You try to return it to her family, of course.

York antiques dealer Stephen Wells came across just such a bracelet when he was rummaging through the weekly car boot at Knavesmire.

Made out of base metal, it had a girl’s name and address: Mollie Hercock, of Pretoria Road, Romford.

Stephen, 36, from South Bank, who runs online antique business www.source-vintage.co.uk, says he had never seen anything quite like it before. “I think they are quite rare,” he said.

He immediately set out to track down Mollie or her family, using the census, voting lists and birth and marriage registers.

He quickly found out Mollie had been born in 1931 - meaning she’d have been just six or seven when war broke out. In 1956 she married Kenneth Lucy, and the couple continued to live in Ronford.

He also discovered that both Mollie and her husband had passed away. But after running an article in the local newspaper, the Romford Recorder, he was contacted by a local Romford woman, Claire Davis, who ran a Facebook page dedicated to helping people contact lost friends and family.

Claire told him that she had managed to trace one of Mollie’s sons, Trevor, who now lived near Nottingham, and had passed Stephen’s email to him.

Stephen didn’t have to wait long to hear from Trevor.

“Minutes later, Trevor emailed me!,” he says. “We had managed to track down one of Mollie’s sons!”

Stephen posted the bracelet to Trevor, who emailed him to say thank you and sent some family photos.

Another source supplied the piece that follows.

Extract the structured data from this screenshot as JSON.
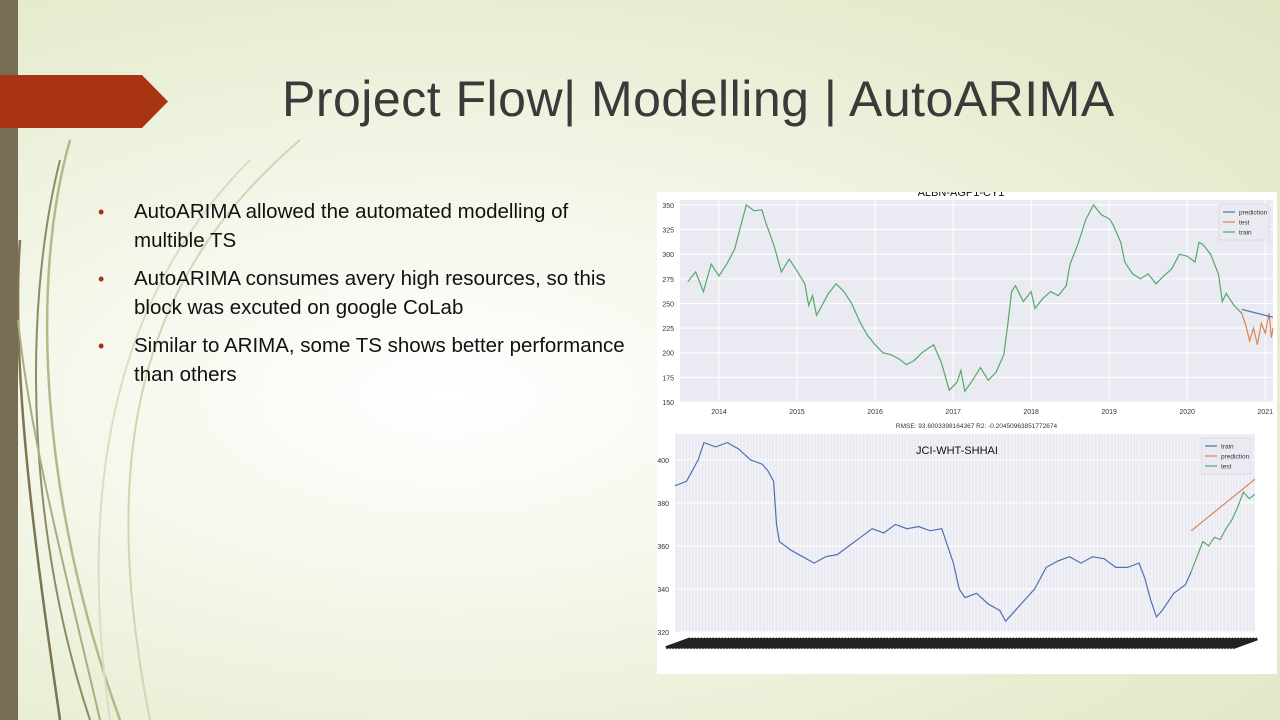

“I didn’t end up with very much that was really personal to mum and this is something very special,” Trevor told him.

So the bracelet is back with Mollie's family. "I'm just so very pleased that it is now back where it belongs," Stephen said.

But how did it end up in York in the first place?

Stephen isn’t entirely sure. There is no suggestion that Mollie was ever evacuated here during the war, he says.

But then these bracelets weren’t necessarily given to evacuees: they were given to city children so that they could be identified if they got separated from their parents or injured during an air raid.

The most likely explanation, he says, is that it was brought up to the Knavesmire car boot by a dealer from down south - it’s a sale that attracts dealers from all over the country, Stephen says.

Trevor, Molly’s son, was mainly surprised that his mum had ever lost the bracelet.

“She was quite the sentimentalist,” he told Stephen. “To be honest, I’m surprised it ever left her possession!”